Just when you think it’s safe; just when you think you can raise your head above the parapet; just when the whistling of the shells from warring football politicians appears to have died down; just when you think peace and harmony are about to break out . . . . another bomb goes off.
This one had ‘CONCACAF’ written large on the casing and the fall-out will drift on down for most of the rest of the year. And beyond, no doubt.
New president Jeffrey Webb is a big man and cut a proud figure as he took to the podium at the confederation’s Congress in Budapest to deliver a ‘let’s-clean-up-our-act’ exhortation on having been elected, unopposed, by acclamation.
By the the end of the day, however, he appeared to have aged 10 years after a coterie of American lawyers and accountants and consultants had laid bare a state of legal and financial chaos which sparked a firework display of fury from delegates of the football associations of the Central and North American Confederation.
The targets for their anger were not present.

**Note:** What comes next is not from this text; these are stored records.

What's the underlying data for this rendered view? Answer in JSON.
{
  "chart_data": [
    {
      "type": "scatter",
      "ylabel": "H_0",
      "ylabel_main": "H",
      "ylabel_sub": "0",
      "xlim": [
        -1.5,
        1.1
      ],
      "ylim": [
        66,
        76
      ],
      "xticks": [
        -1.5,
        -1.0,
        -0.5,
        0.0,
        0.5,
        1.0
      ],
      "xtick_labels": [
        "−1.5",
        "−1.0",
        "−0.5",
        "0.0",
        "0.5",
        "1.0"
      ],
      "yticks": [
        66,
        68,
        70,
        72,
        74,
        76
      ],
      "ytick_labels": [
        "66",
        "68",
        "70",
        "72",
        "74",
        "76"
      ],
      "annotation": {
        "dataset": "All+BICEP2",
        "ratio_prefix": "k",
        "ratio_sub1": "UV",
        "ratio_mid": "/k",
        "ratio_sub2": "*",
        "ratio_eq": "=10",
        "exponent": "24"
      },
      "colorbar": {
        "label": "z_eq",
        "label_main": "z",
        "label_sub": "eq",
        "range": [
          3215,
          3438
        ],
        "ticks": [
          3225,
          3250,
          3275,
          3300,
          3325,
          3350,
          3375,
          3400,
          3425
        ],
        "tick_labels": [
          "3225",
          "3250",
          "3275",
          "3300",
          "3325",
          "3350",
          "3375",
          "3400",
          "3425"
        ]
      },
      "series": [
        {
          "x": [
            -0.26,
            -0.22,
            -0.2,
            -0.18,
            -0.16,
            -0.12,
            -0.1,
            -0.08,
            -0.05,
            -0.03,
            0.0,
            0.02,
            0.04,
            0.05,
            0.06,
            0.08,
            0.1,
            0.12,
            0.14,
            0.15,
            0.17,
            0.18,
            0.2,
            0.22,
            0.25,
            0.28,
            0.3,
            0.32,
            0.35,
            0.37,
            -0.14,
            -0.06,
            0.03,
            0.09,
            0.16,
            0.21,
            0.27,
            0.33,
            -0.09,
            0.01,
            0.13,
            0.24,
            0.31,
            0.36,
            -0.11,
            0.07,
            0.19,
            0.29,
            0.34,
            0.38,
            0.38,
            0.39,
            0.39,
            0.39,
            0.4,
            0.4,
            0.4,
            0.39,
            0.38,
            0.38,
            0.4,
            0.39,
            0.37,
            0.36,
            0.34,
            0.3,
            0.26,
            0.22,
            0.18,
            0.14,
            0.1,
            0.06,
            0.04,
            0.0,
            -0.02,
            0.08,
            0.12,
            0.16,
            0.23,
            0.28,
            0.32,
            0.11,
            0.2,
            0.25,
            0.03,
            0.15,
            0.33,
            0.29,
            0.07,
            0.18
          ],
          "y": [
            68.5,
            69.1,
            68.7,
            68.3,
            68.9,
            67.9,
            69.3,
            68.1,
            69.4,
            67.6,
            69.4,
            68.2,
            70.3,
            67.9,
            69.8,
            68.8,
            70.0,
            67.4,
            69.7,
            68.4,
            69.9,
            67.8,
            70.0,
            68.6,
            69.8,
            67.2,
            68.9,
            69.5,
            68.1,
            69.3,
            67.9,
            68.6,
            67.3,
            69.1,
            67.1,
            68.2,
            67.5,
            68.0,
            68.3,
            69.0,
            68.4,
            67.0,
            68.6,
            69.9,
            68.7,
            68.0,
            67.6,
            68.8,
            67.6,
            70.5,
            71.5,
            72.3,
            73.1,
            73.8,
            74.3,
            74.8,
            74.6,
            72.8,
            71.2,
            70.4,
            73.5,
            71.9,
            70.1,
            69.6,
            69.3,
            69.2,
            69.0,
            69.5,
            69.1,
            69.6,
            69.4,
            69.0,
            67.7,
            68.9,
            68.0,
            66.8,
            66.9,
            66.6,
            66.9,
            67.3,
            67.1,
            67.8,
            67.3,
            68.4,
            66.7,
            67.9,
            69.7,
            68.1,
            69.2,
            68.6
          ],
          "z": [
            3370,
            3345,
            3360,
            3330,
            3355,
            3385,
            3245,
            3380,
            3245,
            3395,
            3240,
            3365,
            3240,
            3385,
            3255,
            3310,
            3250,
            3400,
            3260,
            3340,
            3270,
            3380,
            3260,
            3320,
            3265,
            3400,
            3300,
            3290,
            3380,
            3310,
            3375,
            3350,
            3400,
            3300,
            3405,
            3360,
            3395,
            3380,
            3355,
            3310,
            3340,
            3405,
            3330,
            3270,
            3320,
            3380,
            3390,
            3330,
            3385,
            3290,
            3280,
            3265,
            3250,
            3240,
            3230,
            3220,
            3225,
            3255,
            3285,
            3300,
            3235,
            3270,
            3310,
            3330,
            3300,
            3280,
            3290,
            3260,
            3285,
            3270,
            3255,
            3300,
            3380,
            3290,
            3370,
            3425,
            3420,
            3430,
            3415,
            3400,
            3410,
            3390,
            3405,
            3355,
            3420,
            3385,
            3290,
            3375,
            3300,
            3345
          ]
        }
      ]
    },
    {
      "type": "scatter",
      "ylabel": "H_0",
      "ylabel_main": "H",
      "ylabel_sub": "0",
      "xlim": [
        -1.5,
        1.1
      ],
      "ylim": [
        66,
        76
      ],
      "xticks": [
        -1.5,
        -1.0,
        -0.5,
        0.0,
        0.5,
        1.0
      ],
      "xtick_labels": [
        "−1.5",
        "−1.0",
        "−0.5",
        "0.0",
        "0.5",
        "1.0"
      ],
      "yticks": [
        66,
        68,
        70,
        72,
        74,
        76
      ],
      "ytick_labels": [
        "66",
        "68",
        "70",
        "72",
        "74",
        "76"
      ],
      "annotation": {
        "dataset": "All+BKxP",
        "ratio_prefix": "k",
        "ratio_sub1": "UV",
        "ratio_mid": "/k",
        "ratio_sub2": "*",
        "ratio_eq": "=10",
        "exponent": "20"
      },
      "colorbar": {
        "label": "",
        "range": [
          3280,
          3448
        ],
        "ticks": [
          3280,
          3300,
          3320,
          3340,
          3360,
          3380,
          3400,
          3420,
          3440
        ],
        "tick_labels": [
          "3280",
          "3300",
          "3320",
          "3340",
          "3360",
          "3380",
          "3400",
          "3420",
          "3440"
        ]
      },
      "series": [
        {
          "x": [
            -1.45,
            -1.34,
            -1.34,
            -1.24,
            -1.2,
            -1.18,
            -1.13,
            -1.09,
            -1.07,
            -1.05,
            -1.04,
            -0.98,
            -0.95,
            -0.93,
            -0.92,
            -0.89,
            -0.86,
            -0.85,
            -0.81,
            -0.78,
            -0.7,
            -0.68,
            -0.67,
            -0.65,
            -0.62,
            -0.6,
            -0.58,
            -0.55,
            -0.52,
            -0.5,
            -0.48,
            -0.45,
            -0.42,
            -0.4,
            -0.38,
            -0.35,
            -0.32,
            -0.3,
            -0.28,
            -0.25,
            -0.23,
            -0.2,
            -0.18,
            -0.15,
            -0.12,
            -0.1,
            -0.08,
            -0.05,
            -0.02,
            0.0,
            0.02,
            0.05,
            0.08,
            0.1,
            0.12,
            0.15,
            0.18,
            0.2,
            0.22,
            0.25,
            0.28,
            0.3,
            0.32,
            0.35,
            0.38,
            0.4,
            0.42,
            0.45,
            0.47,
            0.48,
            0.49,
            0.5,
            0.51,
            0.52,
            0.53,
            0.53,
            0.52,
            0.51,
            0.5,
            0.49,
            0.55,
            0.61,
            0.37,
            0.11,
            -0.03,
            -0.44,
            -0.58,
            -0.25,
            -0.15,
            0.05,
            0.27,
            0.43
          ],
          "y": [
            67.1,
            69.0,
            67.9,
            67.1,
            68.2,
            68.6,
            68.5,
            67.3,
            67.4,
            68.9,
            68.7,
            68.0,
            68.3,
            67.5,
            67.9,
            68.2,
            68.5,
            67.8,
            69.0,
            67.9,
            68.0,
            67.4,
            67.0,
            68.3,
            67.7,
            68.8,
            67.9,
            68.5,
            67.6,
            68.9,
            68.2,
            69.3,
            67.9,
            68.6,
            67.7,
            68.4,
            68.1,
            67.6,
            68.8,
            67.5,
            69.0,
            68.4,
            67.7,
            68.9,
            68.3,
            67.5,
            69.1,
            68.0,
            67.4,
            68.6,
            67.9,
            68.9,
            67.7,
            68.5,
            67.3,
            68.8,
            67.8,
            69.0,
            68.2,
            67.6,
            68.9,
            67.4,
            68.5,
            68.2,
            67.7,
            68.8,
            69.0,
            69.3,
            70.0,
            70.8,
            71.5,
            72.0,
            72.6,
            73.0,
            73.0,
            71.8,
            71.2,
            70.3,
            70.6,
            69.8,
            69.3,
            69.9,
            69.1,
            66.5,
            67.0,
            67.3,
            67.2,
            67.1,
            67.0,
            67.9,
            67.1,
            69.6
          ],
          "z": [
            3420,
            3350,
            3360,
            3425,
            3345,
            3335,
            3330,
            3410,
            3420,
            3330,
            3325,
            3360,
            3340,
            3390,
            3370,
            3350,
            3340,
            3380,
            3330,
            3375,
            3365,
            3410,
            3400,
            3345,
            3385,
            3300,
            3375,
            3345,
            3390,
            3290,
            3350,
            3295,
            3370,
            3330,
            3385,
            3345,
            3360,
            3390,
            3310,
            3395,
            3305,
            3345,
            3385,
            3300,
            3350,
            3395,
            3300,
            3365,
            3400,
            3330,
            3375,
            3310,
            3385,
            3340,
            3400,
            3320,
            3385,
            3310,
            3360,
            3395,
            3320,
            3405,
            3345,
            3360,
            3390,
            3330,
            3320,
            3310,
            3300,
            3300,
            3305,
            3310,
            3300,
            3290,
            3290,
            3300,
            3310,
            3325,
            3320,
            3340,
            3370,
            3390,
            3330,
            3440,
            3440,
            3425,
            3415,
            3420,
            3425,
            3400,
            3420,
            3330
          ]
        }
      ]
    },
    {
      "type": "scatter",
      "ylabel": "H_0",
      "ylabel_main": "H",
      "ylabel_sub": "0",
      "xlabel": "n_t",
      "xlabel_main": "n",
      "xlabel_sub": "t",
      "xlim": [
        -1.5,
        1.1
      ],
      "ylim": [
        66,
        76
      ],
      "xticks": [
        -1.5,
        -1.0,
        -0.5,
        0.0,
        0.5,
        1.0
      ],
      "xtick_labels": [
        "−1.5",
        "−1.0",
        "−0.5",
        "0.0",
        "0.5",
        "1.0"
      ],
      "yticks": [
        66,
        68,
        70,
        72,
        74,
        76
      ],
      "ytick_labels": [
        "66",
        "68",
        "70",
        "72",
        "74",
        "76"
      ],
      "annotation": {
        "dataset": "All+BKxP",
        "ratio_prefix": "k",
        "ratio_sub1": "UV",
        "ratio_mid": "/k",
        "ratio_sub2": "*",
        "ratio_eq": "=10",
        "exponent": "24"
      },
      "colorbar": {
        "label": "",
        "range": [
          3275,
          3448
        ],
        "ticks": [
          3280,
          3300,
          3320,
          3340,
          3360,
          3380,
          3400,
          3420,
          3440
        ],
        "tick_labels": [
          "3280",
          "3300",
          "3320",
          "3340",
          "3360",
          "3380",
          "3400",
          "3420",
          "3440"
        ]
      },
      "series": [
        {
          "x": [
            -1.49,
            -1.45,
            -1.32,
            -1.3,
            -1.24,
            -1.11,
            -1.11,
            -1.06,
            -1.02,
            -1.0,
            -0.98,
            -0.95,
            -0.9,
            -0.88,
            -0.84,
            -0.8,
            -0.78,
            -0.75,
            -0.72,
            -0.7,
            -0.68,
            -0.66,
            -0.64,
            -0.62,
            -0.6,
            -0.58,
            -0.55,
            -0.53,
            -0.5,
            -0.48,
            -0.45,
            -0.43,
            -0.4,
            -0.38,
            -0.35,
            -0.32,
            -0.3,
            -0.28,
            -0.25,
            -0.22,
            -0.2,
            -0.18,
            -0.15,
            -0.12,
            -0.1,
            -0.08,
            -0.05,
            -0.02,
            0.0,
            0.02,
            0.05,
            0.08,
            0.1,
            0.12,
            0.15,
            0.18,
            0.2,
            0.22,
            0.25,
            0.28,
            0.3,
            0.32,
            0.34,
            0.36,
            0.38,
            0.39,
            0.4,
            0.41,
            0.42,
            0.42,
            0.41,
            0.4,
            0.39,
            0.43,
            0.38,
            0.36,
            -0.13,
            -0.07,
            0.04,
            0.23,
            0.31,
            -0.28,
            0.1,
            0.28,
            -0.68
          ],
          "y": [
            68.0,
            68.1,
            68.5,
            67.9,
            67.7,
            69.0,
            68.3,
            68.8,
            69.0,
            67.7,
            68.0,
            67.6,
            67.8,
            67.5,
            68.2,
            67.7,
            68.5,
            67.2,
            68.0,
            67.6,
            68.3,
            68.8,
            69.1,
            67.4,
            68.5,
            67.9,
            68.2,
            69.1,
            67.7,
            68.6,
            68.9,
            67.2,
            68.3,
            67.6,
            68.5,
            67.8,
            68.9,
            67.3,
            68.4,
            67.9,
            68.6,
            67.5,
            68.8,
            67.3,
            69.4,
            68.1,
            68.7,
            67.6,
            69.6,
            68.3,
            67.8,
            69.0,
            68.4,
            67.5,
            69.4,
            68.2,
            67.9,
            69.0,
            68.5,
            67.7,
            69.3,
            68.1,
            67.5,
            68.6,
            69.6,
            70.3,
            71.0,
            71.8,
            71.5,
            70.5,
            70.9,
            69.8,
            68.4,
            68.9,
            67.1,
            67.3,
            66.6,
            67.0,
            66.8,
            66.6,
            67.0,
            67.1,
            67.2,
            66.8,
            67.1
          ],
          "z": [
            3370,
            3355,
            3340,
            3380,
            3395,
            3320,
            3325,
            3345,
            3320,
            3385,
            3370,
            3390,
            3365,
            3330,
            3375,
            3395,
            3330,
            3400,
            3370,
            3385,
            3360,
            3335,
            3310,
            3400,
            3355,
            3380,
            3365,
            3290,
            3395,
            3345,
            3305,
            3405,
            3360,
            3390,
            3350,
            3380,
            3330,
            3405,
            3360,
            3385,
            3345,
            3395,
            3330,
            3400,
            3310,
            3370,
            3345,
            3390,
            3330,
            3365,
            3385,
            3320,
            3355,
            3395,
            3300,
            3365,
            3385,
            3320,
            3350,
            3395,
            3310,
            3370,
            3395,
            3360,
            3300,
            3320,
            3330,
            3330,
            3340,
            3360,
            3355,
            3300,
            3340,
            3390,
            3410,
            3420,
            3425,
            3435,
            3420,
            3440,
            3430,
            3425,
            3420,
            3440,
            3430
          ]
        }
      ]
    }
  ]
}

One was Jack Warner, who quit all football (including his posts as a FIFA vice-president and as president of both CONCACAF and its subsidiary Caribbean Football Union) in the wake of the Bin Hammam Scandal last year. The other was Chuck Blazer, CONCACAF’s general secretary for the best part of two decades until his resignation last December (though he remains one of CONCACAF’s FIFA delegates); Blazer was in Budapest but, reportedly, unwell.
Delegates were angry that the accounts were incomplete; that no tax papers had been filed in the US since at least 1994 (CONCACAF, while tax-exempt, rents a $1m-a-year office suite in Trump Tower in Manhattan); and that the Joao Havelange Centre of Excellence in Trinidad is owned not by CONCACAF itself but by two companies owned by the Warner family.
Delegates were also indignant that Blazer had been paid 10pc commission on TV deals via a company in the Cayman Islands (ironically Webb’s home) and that he was due between $4m and $5m from last year under the terms of a contract signed off years ago by Warner.
Not that Blazer, on that basis, had committed any felony; just that a vengeful green-eyed monster was stalking Congress.
CONCACAF’s Congress very nearly did not take place at all.
Lisle Austin, installed and immediately deposed as acting president after Warner quit last year, has been fighting for his reinstatement through the courts in the Bahamas (where CONCACAF is domiciled legally). His pursuit of an injunction to stop Congress taking place had been overruled only on Monday.
Then there is the issue of the CFU. At the start of the week, meeting in Budapest, it had elected Gordon ‘Banks’ Derrick of Antigua as new president. This was presented as a sign of happy unity.
Quickly it emerged, during CONCACAF Congress, that this unity was illusory. The Spanish connection complained that they had been marginalised in the decision-making process and the French connection complained that there had been no accounts available, not even incomplete ones.
Webb’s coronation as CONCACAF president was witnessed by an assortment of the great and the good from the FIFA family, including president Sepp Blatter and UEFA’s Michel Platini. But once they had left the building so the truce ended abruptly; speaker after speaker competed to reach ever higher levels of self-righteous indignation.
This reached a climax with a proposal that FIFA Congress on Friday should remove Blazer as a CONCACAF delegate on the exco.
On the other hand . . . CONCACAF Congress was peopled by mostly the same men who sat happily on their hands for much of the last 20 years, many of whom had participated in the ‘brown envelope’ conference organised by Warner on behalf of Mohamed Bin Hammam last year.
Wherever the verbal gunfire came from, it wasn’t from the moral high ground.